Reinventing Amputations: A Conversation with Matt Carty
Q: What led you to the field of prosthetics when you were starting your study of medicine?
A: One of the privileges of reconstructive surgery is dealing with ways people interact with the world. The limbs in particular act as our way of interfacing with other human beings. It’s appealing to offer people the ability to restore that functionality, and prosthetics is one way of doing that.
Q: Can you talk about your specific research project?
A: We’re in a fascinating time in medical technology right now. We have an ability to biomechanically recreate the majesty that is a human hand or a foot. The status of prosthetics has advanced remarkably even over the last five or 10 years, so we have moved from a simple peg leg model to advanced devices. But what we lack is the interface between the human being and these new devices.
Our project is designed to ameliorate this problem. Amputation science hasn’t really changed much in over two millennia, so we are looking at reinventing the way amputations are done.
Q: How exactly are you trying to solve that problem?
A: Most prosthetics up until now have been designed to essentially be a socket interface. What we are talking about is providing an animated version of an amputation, which will enable us to restore complex actions, sensation, and the ability for the amputee to sense their limb in space.
Q: And how does that work?
“The status of prosthetics has advanced remarkably over the last five or ten years. But what we lack is the interface between the human being and these new devices.
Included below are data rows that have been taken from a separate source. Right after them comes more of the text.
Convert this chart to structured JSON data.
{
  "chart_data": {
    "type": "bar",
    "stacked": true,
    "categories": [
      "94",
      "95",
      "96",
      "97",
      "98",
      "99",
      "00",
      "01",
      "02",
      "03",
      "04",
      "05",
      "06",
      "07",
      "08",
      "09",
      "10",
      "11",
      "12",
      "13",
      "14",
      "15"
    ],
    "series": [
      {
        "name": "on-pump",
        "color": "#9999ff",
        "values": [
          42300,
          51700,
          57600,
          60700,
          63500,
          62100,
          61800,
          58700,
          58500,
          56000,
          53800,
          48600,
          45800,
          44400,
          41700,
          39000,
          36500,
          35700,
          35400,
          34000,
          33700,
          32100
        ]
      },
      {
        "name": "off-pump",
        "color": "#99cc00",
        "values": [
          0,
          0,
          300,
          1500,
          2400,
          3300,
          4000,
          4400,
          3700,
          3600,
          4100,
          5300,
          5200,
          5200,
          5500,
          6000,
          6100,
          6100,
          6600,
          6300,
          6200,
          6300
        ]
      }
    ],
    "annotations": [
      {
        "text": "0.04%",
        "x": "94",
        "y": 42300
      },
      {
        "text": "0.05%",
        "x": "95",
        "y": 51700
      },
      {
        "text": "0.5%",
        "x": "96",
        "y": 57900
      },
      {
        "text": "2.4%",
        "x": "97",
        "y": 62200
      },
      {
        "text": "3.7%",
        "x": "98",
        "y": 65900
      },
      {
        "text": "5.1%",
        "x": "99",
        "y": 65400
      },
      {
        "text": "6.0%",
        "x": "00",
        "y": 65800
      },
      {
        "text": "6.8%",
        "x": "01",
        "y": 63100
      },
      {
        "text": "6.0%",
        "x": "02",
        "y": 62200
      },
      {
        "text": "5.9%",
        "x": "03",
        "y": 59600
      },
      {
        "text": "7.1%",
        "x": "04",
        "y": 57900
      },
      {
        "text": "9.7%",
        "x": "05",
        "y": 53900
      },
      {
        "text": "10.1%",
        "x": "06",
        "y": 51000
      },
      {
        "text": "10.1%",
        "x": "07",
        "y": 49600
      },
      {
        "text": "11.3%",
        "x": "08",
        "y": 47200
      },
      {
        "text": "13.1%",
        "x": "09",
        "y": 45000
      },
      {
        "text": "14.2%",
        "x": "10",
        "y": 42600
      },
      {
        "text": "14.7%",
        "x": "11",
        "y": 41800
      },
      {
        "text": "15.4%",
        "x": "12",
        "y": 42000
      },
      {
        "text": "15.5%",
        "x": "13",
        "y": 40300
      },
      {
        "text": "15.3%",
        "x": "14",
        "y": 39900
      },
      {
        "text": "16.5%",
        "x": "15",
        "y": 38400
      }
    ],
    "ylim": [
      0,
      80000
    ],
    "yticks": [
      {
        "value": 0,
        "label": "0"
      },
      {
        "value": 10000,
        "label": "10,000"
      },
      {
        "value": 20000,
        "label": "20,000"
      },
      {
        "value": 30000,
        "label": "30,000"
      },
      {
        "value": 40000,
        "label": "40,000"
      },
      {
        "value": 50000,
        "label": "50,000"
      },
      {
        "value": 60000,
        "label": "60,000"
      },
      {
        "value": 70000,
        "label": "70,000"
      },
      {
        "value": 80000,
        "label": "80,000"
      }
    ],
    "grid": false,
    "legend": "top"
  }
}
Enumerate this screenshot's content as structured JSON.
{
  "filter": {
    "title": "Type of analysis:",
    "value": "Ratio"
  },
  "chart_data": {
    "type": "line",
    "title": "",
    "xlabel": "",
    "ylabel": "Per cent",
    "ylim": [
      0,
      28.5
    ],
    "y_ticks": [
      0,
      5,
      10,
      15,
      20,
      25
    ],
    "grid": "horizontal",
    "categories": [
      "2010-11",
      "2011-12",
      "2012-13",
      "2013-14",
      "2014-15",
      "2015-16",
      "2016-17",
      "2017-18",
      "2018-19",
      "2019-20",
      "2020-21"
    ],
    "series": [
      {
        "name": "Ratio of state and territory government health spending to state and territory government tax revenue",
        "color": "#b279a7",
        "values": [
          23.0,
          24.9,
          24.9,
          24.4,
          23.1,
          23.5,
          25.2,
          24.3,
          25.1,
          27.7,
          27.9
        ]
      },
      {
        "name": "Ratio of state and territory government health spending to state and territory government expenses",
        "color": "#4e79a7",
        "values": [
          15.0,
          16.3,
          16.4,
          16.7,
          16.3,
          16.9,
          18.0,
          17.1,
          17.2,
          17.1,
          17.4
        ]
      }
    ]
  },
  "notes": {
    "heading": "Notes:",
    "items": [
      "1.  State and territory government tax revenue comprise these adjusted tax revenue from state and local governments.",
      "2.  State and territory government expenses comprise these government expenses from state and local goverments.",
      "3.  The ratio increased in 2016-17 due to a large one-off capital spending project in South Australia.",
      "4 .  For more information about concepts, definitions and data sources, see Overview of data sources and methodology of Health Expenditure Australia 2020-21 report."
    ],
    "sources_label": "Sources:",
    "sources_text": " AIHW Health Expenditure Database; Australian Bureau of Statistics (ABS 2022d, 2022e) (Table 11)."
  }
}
Our project is designed to ameliorate this problem [by] reinventing the way amputations are done.”
A: We want to convert the standard static amputation model into a dynamic model, and to do so, we must recruit the body’s own building blocks. We would take pieces of muscle, nerves, and even skin patches, and incorporate them into the operation. The hope is, as the patient recovers, these building blocks will become relay points for the limb, and by extension, for the human brain to power a prosthetic. If we are successful, the brain would promote a sense of awareness about balance, strength, motion, or velocity.
Q: Can you give me an example of how this would work?
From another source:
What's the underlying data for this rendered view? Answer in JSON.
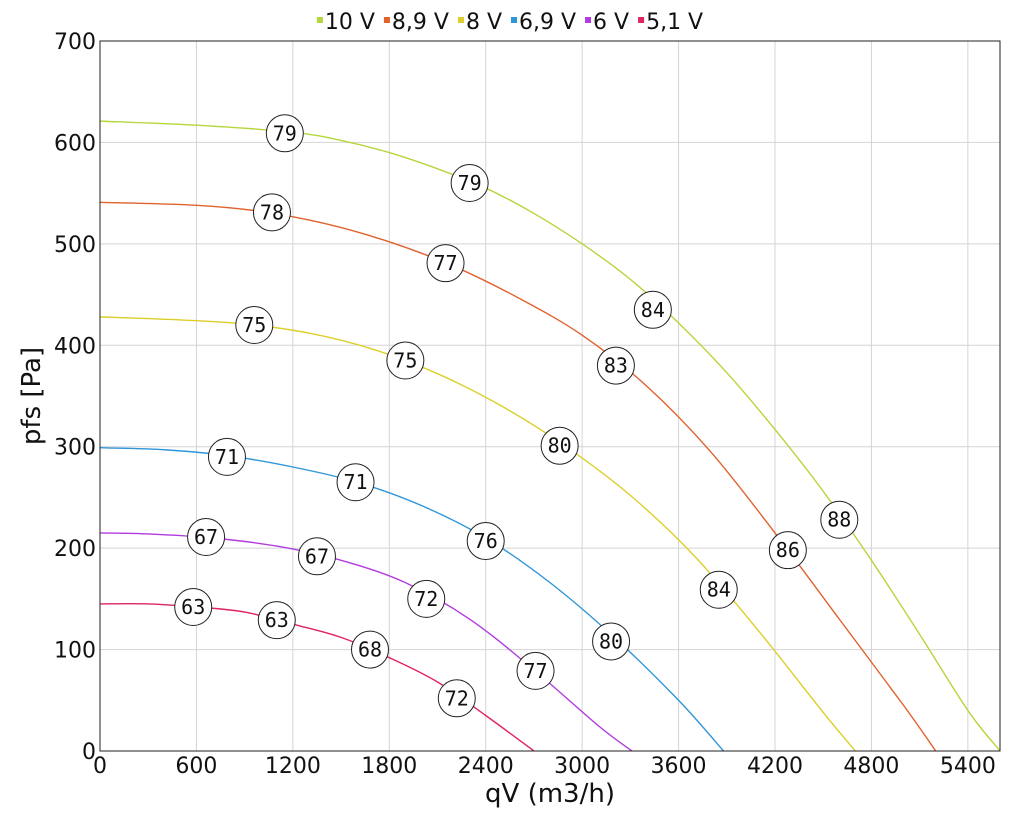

A: Say a lower extremity amputee was walking on a thick carpet. They would be able to perceive the softness, the fullness of the carpet, and modify their gait. They would be able to enjoy activities such as being at a picnic on a warm summer day, to mesh their prosthetic toes into the grass, and feel things as though they were without an amputation.
Q: Do you have patients already who have beneffited from this work?
A:Yes, we have patients who have witnessed and benefitted from this technology in its infancy. We see it in the form of a young woman who lost her leg in the Boston Marathon and who can dance a year later. We see it in the form of people manipulating fine objects again with a prosthetic hand, which they couldn’t do previously. It is manifested in daily activities—from turning a key in a door to walking down the street. This project was designed to carry these activities forward to the next stage.
Q: I understand you are working with Dr. Hugh Herr, the director of the Bionics Lab at the MIT Media Lab. Can you explain the collaboration?
A: This operation requires an understanding of how those biologic relays will interface with a machine. So we have an extraordinary collaboration with Dr. Herr—a double amputee who, in his words, serves as the test pilot in trying new prototypes. Having Dr. Herr as a colleague and a partner advances the project remarkably because it allows us to incorporate what is possible right from the beginning.
Q: How does it feel to win the inaugural Stepping Strong Innovator Awards?
A: This kind of work happens every day at BWH, and I feel incredibly lucky and honored to be part of the Stepping Strong community.